The Concept of Ungrund in Jakob Boehme.
INTRODUCTION
This thesis analyses Jakob Boehme's (1575-1624) seminal
concept of Ungrund, an idea which has strongly influenced the
history of science in many ways. Ungrund (according to its use in
Boehme's last major work, the Mysterium Magnum of 1622) can best
be defined as an atopical negation which has the status of a
paradox or negation in the laws of logic. For example, the Greeks
used two terms to describe negation, ouk on and mh on. The first
describes a negation which is absolute; an unspeakable,
unthinkable negation which is totally devoid of any ontological
status altogether. It is in this sense that Boehme used the term
in his late writings. The second term, mh on, denominates a
relative nothingness. This is the familiar "primordial chaos" or
"matrix" posited by many classical writers as that out of which
the natural order is created or, more accurately, out of which it
emanates. Indeed, Boehme deploys Ungrund in his early works to
describe a relative nothingness. However, later in his career he
shifts usages; perhaps under the influence of Scultetus and the
Goerlitz Paracelsian Circle among whom were his friends Tobias
Kober, Abraham Walther (the well-known chemist), and Kurtz (a
prominent physician). To indicate a relative nothingness, in the
1622 Mysterium Magnum and all his works thereafter, he uses
"matrix" or Salitter. When he does use Ungrund in these later
works, he indicates an absolute negation, devoid of ontological
status.
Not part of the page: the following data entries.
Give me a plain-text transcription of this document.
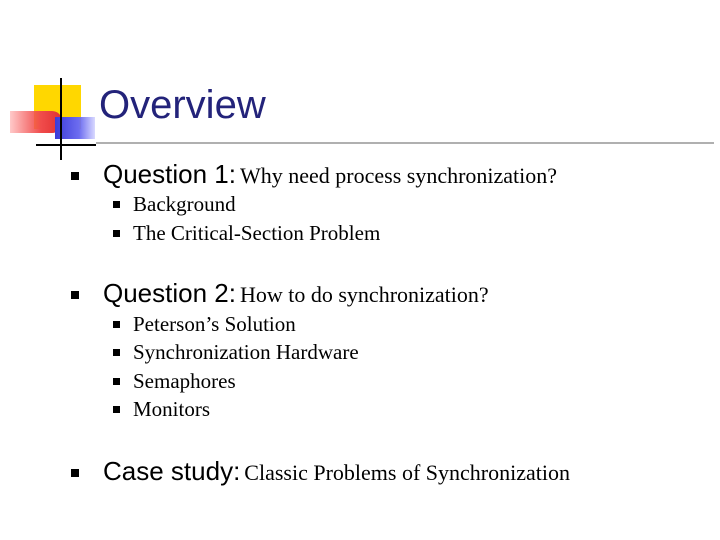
Overview
Question 1: Why need process synchronization?
Background
The Critical-Section Problem
Question 2: How to do synchronization?
Peterson’s Solution
Synchronization Hardware
Semaphores
Monitors
Case study: Classic Problems of Synchronization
In his 1624 Mysterium Magnum, a philosophical/ exegetical
commentary on the Book of Genesis, Boehme is conjoining two
concepts, creatio ex nihilo and creatio ex aliquo. I then examine
Boehme's concept of God Himself becoming out of this Ungrund
through an iterative process which preserves the traditional
dogma of Divine aseity.
Sir Isaac Newton was, in fact, influenced by Jakob Boehme's
concept of Ungrund. B. J. Gibbons has notes that "there is in
fact a superficial resemblance between Newton's system and
Boehme's: both construct the universe as pervaded by mysterious
forces of attraction and repulsion." She believes that this is a
clear evidence that Boehme influenced Newton but that historians
of science have not taken this seriously. I examine Gibbons'
further suggestion that Newton's "demonstration that white light
can be broken up into a spectrum of colours ... was devised to
test a metaphysical and religious hypothesis rather than a purely
physical one." Newton sought to demonstrate the presence of the
Ungrund with his refracting prism because Ungrund was the central
idea around which the impressive company of Cambridge Platonists
gathered, of which group Newton was a prominent member.